Example 1: Safe file access using Path.Combine and Path.GetFullPath to prevent directory traversal. This approach ensures that resolved paths remain within a designated base directory.

using System.IO;

var baseDirectory = Path.GetFullPath(Path.Combine(Directory.GetCurrentDirectory(), "uploads"));
var userFileName = "document.pdf"; // Assume this is validated/sanitized
var combinedPath = Path.Combine(baseDirectory, userFileName);
var fullPath = Path.GetFullPath(combinedPath);

if (!fullPath.StartsWith(baseDirectory, StringComparison.OrdinalIgnoreCase))
{
    throw new UnauthorizedAccessException("Invalid path.");
}

// Proceed with file operations using fullPath
using var stream = new FileStream(fullPath, FileMode.Open, FileAccess.Read);

Example 2: Using middleware to validate Bearer Token usage without incorporating it into file paths. Instead of using token claims for path construction, map claims to an internal access control list that references safe resources.

app.Use(async (context, next)
{
    var authHeader = context.Request.Headers["Authorization"].ToString();
    if (authHeader.StartsWith("Bearer ", StringComparison.OrdinalIgnoreCase))
    {
        var token = authHeader.Substring("Bearer ".Length).Trim();
        // Validate token and extract claims without using claims for file paths
        var claims = ValidateToken(token);
        context.Items["AllowedBasePath"] = GetBasePathForUser(claims);
    }
    await next.Invoke();
});

// Later in a controller or minimal API handler
var basePath = context.Items["AllowedBasePath"] as string ?? string.Empty;
var safeFilePath = Path.GetFullPath(Path.Combine(basePath, userProvidedName));
if (!safeFilePath.StartsWith(basePath, StringComparison.OrdinalIgnoreCase))
{
    Results.Forbid();
    return;
}

Example 3: Enforcing strict filename patterns and rejecting paths containing traversal sequences at the API gateway or within model binders.

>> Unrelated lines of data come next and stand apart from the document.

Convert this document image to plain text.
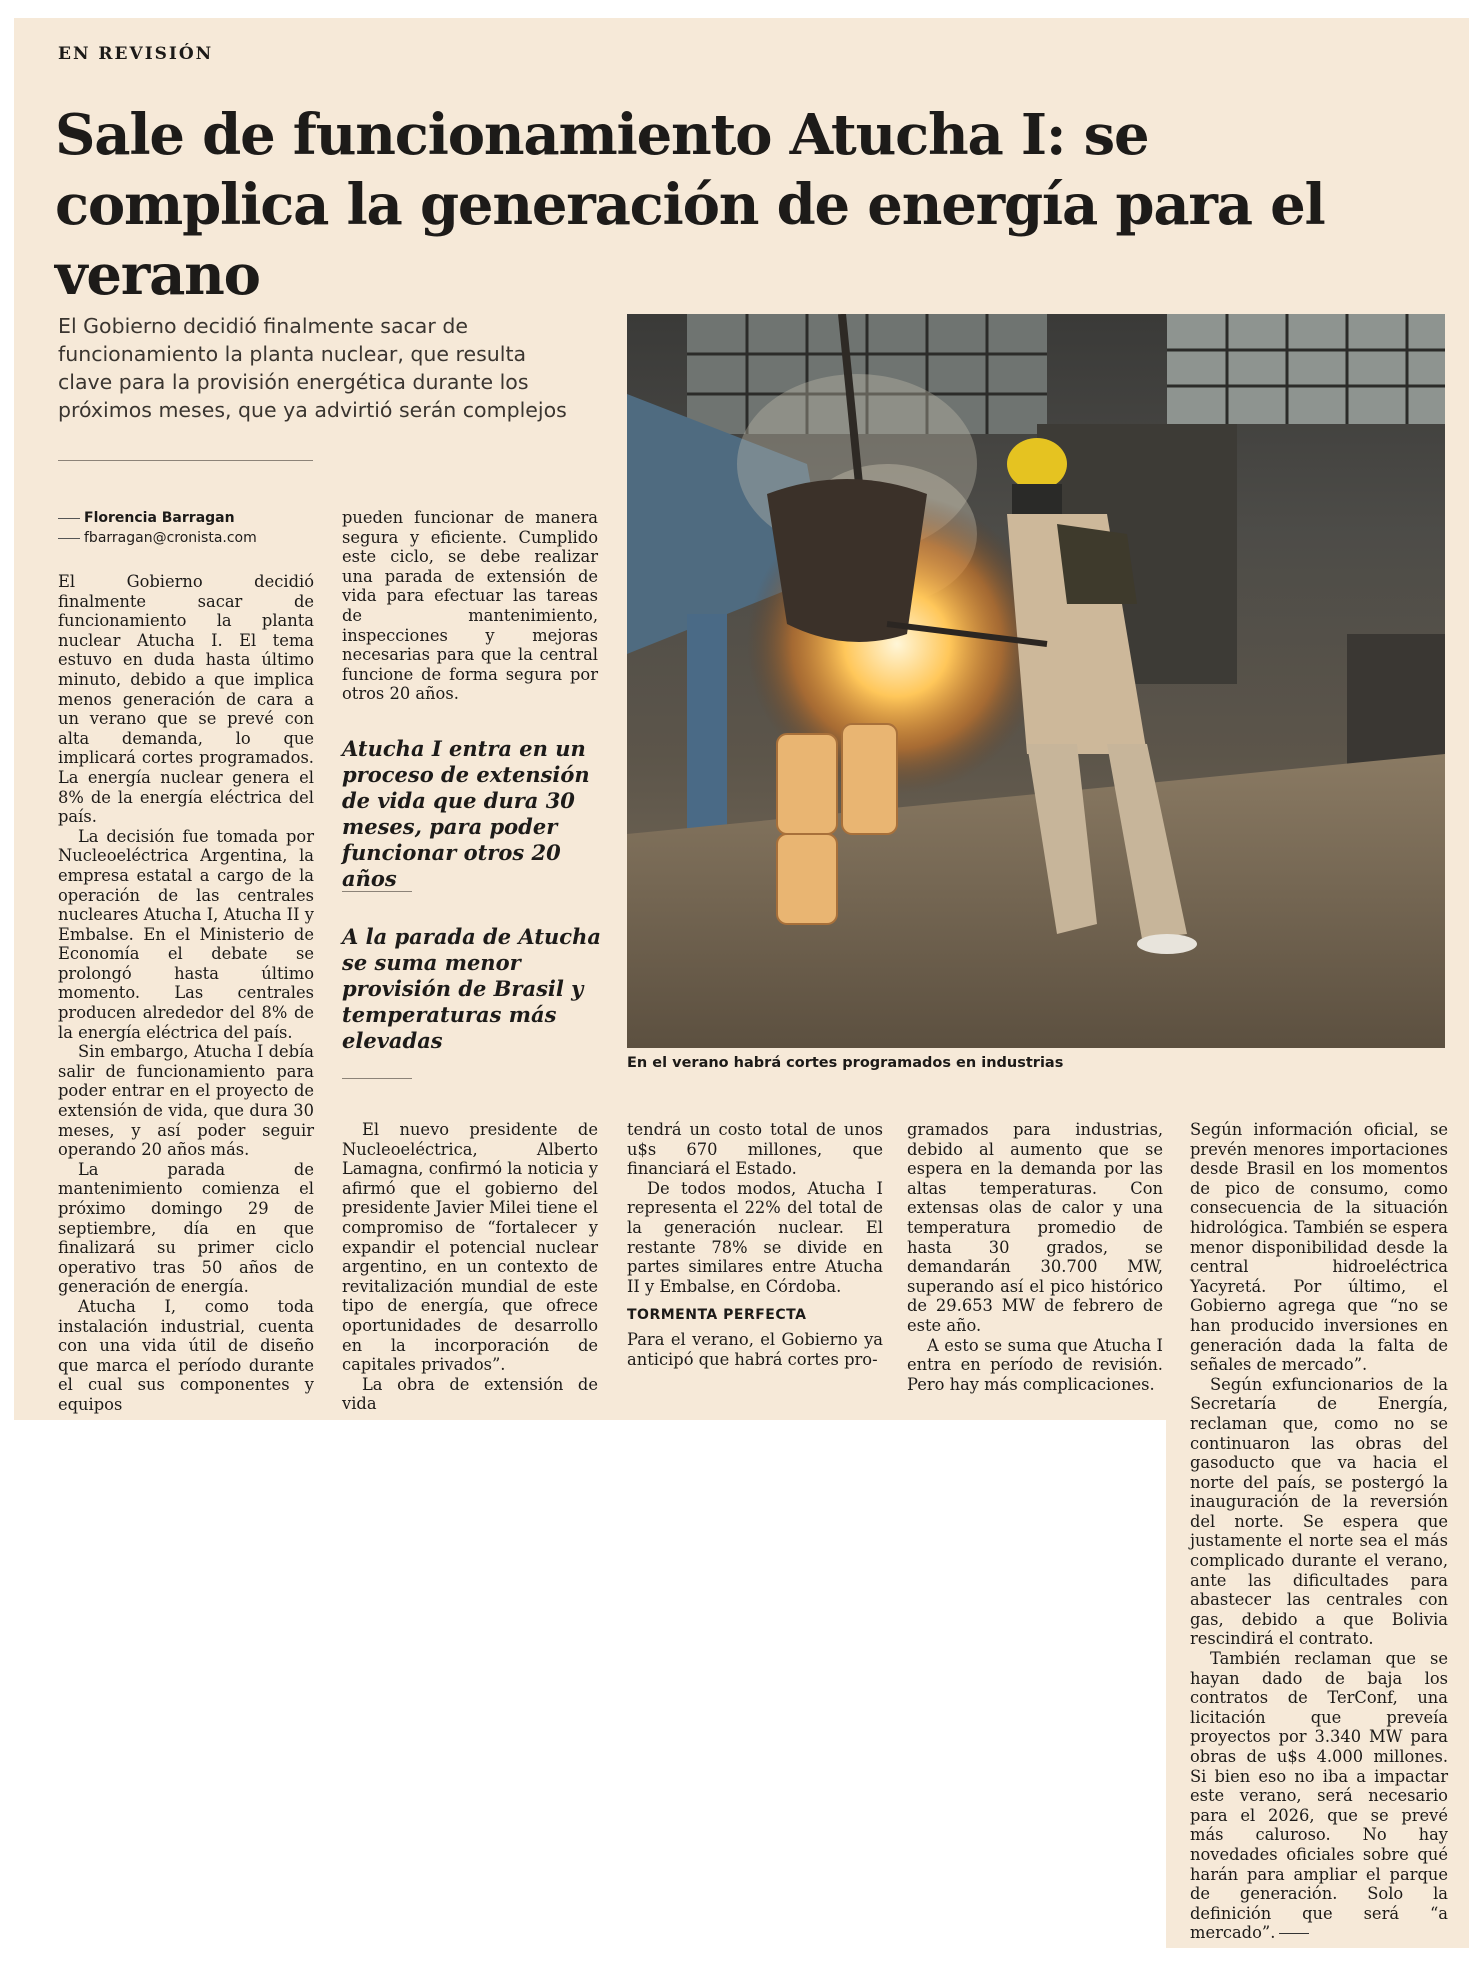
EN REVISIÓN
Sale de funcionamiento Atucha I: se complica la generación de energía para el verano

El Gobierno decidió finalmente sacar de funcionamiento la planta nuclear, que resulta clave para la provisión energética durante los próximos meses, que ya advirtió serán complejos

Florencia Barragan
fbarragan@cronista.com

El Gobierno decidió finalmente sacar de funcionamiento la planta nuclear Atucha I. El tema estuvo en duda hasta último minuto, debido a que implica menos generación de cara a un verano que se prevé con alta demanda, lo que implicará cortes programados. La energía nuclear genera el 8% de la energía eléctrica del país.

La decisión fue tomada por Nucleoeléctrica Argentina, la empresa estatal a cargo de la operación de las centrales nucleares Atucha I, Atucha II y Embalse. En el Ministerio de Economía el debate se prolongó hasta último momento. Las centrales producen alrededor del 8% de la energía eléctrica del país.

Sin embargo, Atucha I debía salir de funcionamiento para poder entrar en el proyecto de extensión de vida, que dura 30 meses, y así poder seguir operando 20 años más.

La parada de mantenimiento comienza el próximo domingo 29 de septiembre, día en que finalizará su primer ciclo operativo tras 50 años de generación de energía.

Atucha I, como toda instalación industrial, cuenta con una vida útil de diseño que marca el período durante el cual sus componentes y equipos

pueden funcionar de manera segura y eficiente. Cumplido este ciclo, se debe realizar una parada de extensión de vida para efectuar las tareas de mantenimiento, inspecciones y mejoras necesarias para que la central funcione de forma segura por otros 20 años.

Atucha I entra en un proceso de extensión de vida que dura 30 meses, para poder funcionar otros 20 años

A la parada de Atucha se suma menor provisión de Brasil y temperaturas más elevadas

El nuevo presidente de Nucleoeléctrica, Alberto Lamagna, confirmó la noticia y afirmó que el gobierno del presidente Javier Milei tiene el compromiso de “fortalecer y expandir el potencial nuclear argentino, en un contexto de revitalización mundial de este tipo de energía, que ofrece oportunidades de desarrollo en la incorporación de capitales privados”.

La obra de extensión de vida

En el verano habrá cortes programados en industrias

tendrá un costo total de unos u$s 670 millones, que financiará el Estado.

De todos modos, Atucha I representa el 22% del total de la generación nuclear. El restante 78% se divide en partes similares entre Atucha II y Embalse, en Córdoba.

TORMENTA PERFECTA

Para el verano, el Gobierno ya anticipó que habrá cortes pro-

gramados para industrias, debido al aumento que se espera en la demanda por las altas temperaturas. Con extensas olas de calor y una temperatura promedio de hasta 30 grados, se demandarán 30.700 MW, superando así el pico histórico de 29.653 MW de febrero de este año.

A esto se suma que Atucha I entra en período de revisión. Pero hay más complicaciones.

Según información oficial, se prevén menores importaciones desde Brasil en los momentos de pico de consumo, como consecuencia de la situación hidrológica. También se espera menor disponibilidad desde la central hidroeléctrica Yacyretá. Por último, el Gobierno agrega que “no se han producido inversiones en generación dada la falta de señales de mercado”.

Según exfuncionarios de la Secretaría de Energía, reclaman que, como no se continuaron las obras del gasoducto que va hacia el norte del país, se postergó la inauguración de la reversión del norte. Se espera que justamente el norte sea el más complicado durante el verano, ante las dificultades para abastecer las centrales con gas, debido a que Bolivia rescindirá el contrato.

También reclaman que se hayan dado de baja los contratos de TerConf, una licitación que preveía proyectos por 3.340 MW para obras de u$s 4.000 millones. Si bien eso no iba a impactar este verano, será necesario para el 2026, que se prevé más caluroso. No hay novedades oficiales sobre qué harán para ampliar el parque de generación. Solo la definición que será “a mercado”.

public static bool IsValidFileName(string filename)
{
    if (string.IsNullOrWhiteSpace(filename))
        return false;
    var trimmed = filename.Trim();
    if (trimmed.Contains("..") || trimmed.Contains("/") || trimmed.Contains("\\"))
        return false;
    // Allow only alphanumeric, underscore, dash, and dot within the filename
    return System.Text.RegularExpressions.Regex.IsMatch(trimmed, @"^[a-zA-Z0-9._-]+$");
}

// Usage in a minimal API
app.MapGet("/files/{name}", (string name) =>
{
    if (!IsValidFileName(name))
    {
        return Results.BadRequest("Invalid file name.");
    }
    var safeName = name; // Further path resolution as shown in previous examples
    // ...
});

These practices ensure that Bearer Tokens do not inadvertently influence file system operations and that path traversal risks are mitigated through canonicalization and strict allowlisting.